We arrived at Mt Hay late in the afternoon, and of course the boys would not let me rest because they just HAD to start fossicking right away. The owner, Don, has been here since the age of six, and still has obvious enthusiasm for his thunder eggs and for gem stones in general. He even remembered the bloke called Dallas that showed me around as a boy; ‘yeah, I remember Dallas, tall, blond hair, funny bloke’. Thunder eggs formed here about 120 million years ago when gas bubbles were present in the molten rhyolite lava. The gas pockets filled with siliceous liquids containing trace impurities which slowly cooled to form thunder eggs, voilà! Don now uses a front end loader to dump dirt containing the eggs from the old volcano onto the ground near the camp site. This makes it all ‘safe’, but curiously it seems to mean that only small thunder eggs are left for the tourists. The larger commercially saleable tennis ball sized ones seem to fall out of the scoop before they get to the fossicking pad. Oh well, the boys and I had a great time, and Don cut more than our fair share of eggs.

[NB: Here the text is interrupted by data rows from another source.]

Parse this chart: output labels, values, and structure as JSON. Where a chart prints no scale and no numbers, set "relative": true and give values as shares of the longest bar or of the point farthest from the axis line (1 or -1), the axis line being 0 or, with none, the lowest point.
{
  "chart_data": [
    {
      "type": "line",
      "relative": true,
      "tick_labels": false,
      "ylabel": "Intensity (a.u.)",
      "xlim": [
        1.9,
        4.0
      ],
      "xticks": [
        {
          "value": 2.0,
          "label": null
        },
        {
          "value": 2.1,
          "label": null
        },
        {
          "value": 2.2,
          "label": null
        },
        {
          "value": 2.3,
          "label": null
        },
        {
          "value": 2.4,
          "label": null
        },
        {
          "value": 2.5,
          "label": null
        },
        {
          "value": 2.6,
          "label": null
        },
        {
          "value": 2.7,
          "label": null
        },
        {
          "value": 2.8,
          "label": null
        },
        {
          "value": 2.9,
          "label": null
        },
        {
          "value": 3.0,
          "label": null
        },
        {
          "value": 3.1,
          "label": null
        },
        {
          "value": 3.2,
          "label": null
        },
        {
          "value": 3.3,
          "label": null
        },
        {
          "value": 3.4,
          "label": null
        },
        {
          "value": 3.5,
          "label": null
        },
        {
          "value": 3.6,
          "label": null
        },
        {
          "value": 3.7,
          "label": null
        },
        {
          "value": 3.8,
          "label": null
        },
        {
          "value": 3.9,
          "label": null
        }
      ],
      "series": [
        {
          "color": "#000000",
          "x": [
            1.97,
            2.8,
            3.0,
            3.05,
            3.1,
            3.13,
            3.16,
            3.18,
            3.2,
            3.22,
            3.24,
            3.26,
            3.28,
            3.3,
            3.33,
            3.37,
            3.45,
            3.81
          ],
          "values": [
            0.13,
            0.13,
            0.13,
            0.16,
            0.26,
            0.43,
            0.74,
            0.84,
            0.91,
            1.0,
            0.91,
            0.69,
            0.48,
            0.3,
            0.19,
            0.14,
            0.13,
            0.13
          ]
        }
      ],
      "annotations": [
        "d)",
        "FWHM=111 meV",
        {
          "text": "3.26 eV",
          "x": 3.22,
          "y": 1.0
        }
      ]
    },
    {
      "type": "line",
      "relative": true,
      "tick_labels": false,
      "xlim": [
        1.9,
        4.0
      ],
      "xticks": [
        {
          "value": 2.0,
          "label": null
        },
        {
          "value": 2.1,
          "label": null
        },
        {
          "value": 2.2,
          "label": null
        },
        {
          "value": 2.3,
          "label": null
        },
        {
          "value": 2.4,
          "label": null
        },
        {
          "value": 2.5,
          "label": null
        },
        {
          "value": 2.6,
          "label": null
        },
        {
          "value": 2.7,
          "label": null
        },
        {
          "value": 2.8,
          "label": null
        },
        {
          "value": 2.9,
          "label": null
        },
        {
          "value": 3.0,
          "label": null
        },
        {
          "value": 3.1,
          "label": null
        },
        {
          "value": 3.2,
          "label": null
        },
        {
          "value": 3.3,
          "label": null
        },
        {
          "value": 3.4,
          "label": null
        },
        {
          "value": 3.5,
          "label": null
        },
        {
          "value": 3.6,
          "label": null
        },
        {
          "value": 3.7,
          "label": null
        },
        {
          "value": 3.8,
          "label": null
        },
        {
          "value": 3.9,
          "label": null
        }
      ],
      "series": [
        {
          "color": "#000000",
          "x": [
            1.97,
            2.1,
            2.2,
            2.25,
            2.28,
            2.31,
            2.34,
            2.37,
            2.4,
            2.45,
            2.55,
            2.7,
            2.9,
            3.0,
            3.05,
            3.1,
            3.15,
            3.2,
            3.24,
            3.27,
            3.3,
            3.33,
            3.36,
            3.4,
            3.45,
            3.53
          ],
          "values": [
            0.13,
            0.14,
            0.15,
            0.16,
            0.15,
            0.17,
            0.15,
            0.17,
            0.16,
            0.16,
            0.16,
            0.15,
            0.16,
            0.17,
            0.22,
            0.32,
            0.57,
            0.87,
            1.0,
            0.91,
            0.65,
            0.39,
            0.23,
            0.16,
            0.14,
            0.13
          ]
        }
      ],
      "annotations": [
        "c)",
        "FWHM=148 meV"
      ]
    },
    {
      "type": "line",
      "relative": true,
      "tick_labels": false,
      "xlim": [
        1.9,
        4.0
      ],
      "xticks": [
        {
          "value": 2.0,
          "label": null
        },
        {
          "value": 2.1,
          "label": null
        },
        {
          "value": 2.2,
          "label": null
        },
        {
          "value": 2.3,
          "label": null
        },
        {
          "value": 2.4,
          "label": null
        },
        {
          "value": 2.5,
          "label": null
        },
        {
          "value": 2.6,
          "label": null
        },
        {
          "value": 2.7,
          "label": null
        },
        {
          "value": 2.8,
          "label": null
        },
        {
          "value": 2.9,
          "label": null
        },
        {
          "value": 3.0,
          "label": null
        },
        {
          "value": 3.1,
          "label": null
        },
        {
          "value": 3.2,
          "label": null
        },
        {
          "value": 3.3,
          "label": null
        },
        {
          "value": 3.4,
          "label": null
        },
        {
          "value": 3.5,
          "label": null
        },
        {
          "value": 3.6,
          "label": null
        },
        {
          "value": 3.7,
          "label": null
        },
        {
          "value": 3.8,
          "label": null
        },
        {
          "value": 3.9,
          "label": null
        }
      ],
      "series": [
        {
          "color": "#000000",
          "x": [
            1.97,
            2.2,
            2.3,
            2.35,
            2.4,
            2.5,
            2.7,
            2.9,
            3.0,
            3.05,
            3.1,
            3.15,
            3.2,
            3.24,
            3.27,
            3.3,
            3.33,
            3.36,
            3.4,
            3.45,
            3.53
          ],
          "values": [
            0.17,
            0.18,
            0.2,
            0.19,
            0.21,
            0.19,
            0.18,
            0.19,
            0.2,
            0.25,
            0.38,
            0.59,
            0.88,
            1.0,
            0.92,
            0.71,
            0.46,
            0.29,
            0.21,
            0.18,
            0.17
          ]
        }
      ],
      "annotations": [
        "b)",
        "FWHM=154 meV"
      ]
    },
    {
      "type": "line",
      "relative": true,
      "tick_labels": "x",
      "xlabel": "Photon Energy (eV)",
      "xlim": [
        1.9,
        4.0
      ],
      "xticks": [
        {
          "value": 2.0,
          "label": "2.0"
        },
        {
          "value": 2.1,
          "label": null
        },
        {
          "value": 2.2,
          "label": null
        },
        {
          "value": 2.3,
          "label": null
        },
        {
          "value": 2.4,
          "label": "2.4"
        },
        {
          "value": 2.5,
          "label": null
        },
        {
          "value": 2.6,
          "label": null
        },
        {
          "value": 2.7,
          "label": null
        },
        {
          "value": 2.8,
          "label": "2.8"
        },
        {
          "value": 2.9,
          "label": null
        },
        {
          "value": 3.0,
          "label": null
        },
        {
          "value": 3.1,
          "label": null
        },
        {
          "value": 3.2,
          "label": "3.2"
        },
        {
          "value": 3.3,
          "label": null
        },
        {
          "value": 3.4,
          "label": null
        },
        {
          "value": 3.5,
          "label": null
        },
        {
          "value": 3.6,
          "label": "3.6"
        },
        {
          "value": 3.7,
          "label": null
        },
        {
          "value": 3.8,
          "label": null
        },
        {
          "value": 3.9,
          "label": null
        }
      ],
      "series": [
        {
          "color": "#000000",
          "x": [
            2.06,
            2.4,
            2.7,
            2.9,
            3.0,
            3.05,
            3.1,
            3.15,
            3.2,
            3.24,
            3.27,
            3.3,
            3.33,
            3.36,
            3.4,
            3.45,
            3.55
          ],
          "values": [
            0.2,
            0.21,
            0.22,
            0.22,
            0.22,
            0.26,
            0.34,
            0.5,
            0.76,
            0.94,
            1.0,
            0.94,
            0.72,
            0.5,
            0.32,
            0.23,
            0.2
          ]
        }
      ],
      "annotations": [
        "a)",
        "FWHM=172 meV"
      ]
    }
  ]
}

The boys were quite happy when two school groups turned up on excursions for the afternoon. Sam and James with their previous afternoon and mornings “experience” were now deemed experts and spent the afternoon helping Don answer the never ending chorus of “Is this a thunder egg?”. Apparently they lightened his load as he rewarded them both with a treat on the house – anything they wanted from the ice cream cabinet or the drinks fridge. Doesn’t get much better than that!